With declaration of Nepal as a republic and abolishing the monarchy by the first meeting of Constituent Assembly on Wednesday, a new dawn has begun for the country to be led by the 53-year-old former rebel, who is now in his strongest position to rebuild the impoverished Himalayan country.
Prachanda, whose real name is Pushpa Kamal Dahal, led his party to a stunning victory in last month's Constituent Assembly polls where his party Communist Party of Nepal-Maoist bagged 220 seats in the 601-seat Constituent Assembly to emerge as the largest party.
Born on December 11, 1954, in the Annapurna region of Nepal, Prachanda spent much of his childhood in the Chitwan district and received a Bachelor of Science degree in Agriculture from the Institute of Agriculture and Animal Science in Rampur.
Prachanda became general secretary of the Communist Party of Nepal (Mashal) in 1986. This party, after a number of permutations became the Communist Party of Nepal-Maoist.
He led a bloody 10-year agitation, which was launched in 1996, against the monarchy in which more than 13,000 people have been killed.
Until recently, very little was known about Prachanda, who has three daughters and a son.
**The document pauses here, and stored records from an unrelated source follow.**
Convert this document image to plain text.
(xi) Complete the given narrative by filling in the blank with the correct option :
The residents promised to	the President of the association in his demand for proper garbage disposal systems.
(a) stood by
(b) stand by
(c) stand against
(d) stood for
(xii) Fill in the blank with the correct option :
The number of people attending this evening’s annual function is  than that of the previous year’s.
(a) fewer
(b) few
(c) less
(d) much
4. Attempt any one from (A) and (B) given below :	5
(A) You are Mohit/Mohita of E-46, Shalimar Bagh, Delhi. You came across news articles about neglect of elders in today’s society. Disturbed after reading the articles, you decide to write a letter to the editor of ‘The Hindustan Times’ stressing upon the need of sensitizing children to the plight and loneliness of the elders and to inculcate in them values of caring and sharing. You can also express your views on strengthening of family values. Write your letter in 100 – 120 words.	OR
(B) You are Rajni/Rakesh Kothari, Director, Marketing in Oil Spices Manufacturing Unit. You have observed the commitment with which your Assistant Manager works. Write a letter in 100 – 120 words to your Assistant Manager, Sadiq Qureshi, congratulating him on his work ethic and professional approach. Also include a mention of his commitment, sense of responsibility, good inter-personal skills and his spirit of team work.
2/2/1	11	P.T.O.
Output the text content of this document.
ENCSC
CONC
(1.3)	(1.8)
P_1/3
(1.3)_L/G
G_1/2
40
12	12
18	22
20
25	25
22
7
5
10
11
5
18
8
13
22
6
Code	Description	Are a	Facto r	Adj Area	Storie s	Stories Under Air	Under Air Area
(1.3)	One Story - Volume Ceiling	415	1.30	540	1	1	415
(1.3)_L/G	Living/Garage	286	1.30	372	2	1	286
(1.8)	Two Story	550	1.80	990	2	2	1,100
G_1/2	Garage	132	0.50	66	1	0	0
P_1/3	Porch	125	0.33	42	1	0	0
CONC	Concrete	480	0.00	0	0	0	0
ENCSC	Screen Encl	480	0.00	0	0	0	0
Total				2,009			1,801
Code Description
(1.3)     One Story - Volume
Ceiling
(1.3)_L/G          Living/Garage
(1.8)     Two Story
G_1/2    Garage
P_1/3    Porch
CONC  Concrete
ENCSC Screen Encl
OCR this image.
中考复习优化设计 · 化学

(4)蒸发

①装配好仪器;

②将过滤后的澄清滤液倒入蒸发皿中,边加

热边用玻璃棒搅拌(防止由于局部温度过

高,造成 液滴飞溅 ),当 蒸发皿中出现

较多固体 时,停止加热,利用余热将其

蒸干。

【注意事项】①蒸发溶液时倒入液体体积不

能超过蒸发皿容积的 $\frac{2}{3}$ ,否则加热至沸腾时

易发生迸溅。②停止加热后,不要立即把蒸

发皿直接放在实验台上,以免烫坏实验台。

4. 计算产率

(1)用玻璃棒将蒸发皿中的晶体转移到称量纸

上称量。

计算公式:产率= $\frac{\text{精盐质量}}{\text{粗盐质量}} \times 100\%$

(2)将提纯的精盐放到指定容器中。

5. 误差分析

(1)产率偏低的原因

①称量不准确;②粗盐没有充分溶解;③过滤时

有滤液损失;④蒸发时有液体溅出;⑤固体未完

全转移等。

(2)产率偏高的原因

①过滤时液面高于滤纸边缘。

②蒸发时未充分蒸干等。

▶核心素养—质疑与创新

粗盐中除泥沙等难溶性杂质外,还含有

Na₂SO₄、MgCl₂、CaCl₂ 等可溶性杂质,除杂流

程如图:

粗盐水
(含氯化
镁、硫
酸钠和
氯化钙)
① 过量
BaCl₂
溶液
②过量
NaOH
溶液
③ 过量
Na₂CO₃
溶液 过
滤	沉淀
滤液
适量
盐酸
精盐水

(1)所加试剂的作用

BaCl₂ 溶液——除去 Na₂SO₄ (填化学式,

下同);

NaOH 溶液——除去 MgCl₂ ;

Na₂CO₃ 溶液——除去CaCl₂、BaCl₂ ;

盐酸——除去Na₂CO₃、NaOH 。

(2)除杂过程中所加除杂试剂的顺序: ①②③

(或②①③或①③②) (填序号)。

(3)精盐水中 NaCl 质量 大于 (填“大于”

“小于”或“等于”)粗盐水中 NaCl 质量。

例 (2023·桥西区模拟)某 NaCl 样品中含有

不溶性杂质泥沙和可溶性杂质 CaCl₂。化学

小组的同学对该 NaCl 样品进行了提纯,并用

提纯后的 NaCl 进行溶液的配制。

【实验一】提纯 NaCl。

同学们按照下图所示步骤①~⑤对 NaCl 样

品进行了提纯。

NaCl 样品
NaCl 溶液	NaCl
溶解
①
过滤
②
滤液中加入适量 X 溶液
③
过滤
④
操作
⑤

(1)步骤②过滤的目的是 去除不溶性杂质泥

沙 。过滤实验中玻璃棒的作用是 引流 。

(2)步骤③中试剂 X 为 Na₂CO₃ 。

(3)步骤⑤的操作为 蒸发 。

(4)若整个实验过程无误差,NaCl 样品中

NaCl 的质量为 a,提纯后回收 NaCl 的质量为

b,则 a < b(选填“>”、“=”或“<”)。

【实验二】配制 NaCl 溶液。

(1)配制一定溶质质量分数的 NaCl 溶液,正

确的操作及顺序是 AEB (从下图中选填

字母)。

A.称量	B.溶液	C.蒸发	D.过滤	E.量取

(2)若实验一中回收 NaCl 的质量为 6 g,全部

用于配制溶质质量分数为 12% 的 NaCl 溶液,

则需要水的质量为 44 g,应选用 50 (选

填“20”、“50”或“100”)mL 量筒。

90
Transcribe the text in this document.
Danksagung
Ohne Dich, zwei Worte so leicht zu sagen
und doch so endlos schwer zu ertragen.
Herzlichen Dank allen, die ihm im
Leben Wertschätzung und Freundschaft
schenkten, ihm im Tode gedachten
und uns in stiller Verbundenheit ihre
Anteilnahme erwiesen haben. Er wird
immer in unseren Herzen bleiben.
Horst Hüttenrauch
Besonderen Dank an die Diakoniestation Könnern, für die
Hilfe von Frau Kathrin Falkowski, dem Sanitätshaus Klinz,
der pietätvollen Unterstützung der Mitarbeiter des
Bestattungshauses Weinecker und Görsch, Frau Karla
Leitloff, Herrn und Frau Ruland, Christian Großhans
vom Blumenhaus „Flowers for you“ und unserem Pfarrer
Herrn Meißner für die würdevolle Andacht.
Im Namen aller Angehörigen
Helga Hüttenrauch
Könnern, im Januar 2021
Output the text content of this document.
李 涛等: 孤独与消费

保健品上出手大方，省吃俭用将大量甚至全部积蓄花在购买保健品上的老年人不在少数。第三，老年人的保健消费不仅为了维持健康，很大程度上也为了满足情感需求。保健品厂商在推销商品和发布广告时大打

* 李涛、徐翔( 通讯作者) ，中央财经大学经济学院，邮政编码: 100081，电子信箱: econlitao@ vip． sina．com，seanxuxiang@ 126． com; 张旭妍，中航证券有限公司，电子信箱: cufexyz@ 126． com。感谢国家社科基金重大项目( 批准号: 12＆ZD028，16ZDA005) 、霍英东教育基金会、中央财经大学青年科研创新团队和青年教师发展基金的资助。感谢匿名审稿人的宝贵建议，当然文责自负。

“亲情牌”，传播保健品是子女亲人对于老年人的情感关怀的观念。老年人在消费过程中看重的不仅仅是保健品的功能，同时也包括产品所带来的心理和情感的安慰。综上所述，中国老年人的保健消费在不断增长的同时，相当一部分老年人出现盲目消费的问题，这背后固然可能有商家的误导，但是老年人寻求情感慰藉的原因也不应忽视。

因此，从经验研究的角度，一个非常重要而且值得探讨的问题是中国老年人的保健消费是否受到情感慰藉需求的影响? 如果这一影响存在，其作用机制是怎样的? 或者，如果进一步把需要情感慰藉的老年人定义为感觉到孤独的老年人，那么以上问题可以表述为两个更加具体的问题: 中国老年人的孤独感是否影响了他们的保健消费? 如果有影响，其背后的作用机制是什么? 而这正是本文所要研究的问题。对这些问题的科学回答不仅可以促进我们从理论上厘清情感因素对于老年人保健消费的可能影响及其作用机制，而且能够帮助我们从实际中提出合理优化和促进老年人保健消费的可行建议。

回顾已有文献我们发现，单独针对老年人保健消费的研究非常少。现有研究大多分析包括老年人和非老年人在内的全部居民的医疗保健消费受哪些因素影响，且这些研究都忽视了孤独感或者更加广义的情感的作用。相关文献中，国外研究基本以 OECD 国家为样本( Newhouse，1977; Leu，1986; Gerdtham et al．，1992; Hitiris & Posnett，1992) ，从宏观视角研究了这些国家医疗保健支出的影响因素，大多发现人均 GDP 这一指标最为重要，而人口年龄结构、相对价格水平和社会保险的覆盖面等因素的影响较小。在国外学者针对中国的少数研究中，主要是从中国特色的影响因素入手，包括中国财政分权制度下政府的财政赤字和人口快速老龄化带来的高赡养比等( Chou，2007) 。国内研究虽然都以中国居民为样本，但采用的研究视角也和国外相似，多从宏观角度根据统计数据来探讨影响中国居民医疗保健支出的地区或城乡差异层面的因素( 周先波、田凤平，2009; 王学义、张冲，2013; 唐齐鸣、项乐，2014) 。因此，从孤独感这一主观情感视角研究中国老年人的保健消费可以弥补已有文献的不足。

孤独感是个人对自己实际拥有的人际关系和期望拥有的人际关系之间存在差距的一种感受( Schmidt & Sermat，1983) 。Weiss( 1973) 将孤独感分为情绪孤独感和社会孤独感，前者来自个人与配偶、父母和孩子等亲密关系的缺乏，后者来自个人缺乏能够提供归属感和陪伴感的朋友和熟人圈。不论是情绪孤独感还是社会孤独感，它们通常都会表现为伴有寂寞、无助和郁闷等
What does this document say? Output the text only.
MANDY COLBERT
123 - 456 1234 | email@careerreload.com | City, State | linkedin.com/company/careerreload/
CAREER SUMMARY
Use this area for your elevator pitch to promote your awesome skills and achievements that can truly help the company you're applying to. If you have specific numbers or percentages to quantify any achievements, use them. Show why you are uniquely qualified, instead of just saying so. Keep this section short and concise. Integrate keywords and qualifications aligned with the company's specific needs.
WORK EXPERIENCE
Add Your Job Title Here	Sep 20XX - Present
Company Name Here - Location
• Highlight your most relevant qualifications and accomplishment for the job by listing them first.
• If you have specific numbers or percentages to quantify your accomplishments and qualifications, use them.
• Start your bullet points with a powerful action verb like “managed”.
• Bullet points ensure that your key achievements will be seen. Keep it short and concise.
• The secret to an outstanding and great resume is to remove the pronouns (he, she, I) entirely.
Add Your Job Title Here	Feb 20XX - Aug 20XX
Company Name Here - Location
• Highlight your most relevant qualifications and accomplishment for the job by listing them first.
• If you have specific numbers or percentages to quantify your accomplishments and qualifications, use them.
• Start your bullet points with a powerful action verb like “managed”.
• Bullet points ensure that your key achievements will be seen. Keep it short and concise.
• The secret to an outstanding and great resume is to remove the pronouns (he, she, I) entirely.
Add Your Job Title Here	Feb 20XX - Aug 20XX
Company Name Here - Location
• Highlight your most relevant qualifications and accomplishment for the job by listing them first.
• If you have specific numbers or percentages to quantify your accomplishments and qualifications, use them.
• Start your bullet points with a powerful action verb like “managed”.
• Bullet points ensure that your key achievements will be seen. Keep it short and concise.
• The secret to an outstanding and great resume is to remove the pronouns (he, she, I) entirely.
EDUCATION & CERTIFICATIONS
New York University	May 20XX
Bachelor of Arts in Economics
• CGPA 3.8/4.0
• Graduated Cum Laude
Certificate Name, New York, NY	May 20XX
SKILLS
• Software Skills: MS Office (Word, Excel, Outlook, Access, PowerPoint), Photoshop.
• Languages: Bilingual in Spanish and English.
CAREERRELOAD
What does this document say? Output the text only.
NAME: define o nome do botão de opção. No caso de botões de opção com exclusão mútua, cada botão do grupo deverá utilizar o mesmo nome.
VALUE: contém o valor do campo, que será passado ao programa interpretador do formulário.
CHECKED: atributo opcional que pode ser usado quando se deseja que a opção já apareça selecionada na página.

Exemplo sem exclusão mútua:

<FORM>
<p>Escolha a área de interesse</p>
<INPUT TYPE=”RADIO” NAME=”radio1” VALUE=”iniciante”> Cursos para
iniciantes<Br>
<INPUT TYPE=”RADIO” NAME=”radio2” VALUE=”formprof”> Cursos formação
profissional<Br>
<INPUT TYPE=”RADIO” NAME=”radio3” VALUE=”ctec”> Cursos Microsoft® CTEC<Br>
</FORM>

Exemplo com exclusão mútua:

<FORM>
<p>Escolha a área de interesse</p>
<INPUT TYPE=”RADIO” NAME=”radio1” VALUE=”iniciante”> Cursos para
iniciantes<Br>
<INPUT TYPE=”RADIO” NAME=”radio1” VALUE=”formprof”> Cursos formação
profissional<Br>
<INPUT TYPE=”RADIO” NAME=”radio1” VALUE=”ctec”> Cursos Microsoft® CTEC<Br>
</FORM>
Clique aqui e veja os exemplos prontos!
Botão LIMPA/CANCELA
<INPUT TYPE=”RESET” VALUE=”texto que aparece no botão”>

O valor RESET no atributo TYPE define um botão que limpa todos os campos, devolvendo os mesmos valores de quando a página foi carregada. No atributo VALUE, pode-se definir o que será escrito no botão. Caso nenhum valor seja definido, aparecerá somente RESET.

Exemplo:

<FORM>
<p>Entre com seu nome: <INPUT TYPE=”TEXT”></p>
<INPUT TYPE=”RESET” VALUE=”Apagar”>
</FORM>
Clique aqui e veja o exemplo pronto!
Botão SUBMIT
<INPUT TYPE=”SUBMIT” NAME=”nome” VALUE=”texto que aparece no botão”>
The rebel leader was rarely seen in public during the violent agitation.
The Maoists participated in the country's first parliamentary elections in 1991. But, they said, their disenchantment with political squabbling and anger at the plight of the rural poor prompted them to take up arms.
When Prachanda launched the armed rebellion, Nepal had just restored multi-party democracy after 30 years of direct rule by the king.
During the armed struggle, the Maoists have used threats, extortion and killings to get their way.
They had killed poor, innocent people and those who criticised their top leaders.
Prachanda and others have defended these tactics, arguing that during war such incidents do occur and that they regret mistakes.
Prachanda met for talks with Prime Minister Girija Prasad Koirala on June 16, 2006, in what was considered to be his first visit to the capital Kathmandu in more than a decade.
The subsequent peace process resulted in an agreement to dissolve Parliament, incorporate the CPN-M into a new interim government, draft a new constitution, and disband the CPN-M's "people's governments" operating in rural Nepal.
The two sides also agreed to disarm at a later date, under international supervision.
On September 18, 2007, the CPN-M pulled themselves out of the coalition government ahead of the Constituent Assembly election, demanding the declaration of a republic by Parliament and a system of proportional representation in the election.
The CPN-M rejoined the government on December 30, 2007, after an agreement to abolish the monarchy following the election and to have a system of partial proportional representation in the election.
In the April 2008 Constituent Assembly election, Prachanda was elected from Kathmandu constituency-10, winning by a large margin and receiving nearly twice as many votes as his nearest rival from the Nepali Congress.